Food and drink that we ingest are broken down into small molecules by our stomach and intestines and are then absorbed and transferred to our blood stream.

During pregnancy, molecules in the mother’s blood stream, including those that may produce a smell, can be passed to the bloodstream of the unborn baby through the placenta and umbilical cord.

But observational studies support the theory that what women eat while pregnant and breastfeeding might also affect their child’s taste preferences later in life.

In a study in rats, pups exposed to alcohol in the womb were more attracted to water laced with alcohol. The same has been shown in many animal models.

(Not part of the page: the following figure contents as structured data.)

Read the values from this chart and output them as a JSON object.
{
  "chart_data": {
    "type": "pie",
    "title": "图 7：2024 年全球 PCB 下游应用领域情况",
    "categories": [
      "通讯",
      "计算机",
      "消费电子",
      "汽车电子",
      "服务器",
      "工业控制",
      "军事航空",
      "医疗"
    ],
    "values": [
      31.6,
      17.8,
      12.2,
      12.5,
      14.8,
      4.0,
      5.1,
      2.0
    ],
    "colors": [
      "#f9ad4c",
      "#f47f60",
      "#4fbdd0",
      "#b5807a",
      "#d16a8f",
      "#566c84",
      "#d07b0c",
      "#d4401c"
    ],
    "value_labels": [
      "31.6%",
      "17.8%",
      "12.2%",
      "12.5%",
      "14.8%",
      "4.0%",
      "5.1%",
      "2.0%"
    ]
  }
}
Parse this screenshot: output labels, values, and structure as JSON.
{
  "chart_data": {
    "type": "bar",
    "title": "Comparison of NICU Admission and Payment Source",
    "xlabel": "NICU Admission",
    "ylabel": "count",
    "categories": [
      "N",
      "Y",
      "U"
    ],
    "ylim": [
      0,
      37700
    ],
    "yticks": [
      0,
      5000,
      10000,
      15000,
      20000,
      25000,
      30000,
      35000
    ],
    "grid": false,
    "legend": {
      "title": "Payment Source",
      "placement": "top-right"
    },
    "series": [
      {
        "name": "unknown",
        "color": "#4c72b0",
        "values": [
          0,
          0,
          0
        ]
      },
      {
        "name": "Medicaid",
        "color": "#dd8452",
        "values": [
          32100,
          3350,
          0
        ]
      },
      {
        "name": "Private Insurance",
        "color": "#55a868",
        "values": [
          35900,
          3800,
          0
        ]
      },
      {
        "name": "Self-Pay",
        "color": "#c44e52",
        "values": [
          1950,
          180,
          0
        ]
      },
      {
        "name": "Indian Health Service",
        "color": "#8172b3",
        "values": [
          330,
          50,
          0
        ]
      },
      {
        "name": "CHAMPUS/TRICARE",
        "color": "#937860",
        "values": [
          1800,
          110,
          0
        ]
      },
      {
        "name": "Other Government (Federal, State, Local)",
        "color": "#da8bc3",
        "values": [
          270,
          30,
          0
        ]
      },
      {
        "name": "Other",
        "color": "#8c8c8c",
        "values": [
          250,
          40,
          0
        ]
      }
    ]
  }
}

Also, dairy farmers in the 1960s and 1970s grazed their dairy cows on wild garlic and onions to produce milk with distinct flavours.

Experts say that a baby still in the womb starts swallowing amniotic fluid at about 10 to 12 weeks of pregnancy. They swallow hundreds of millilitres a day. It is thought that the senses of taste and smell are well developed by 21 weeks, well before they will eat or drink on their own.

It is not yet clear how a mother’s diet during pregnancy may influence her baby’s taste. Also, more studies still need to be done to know how long this works since, as a child ages, additional cultural, social, and economic factors can influence his or her taste and diet.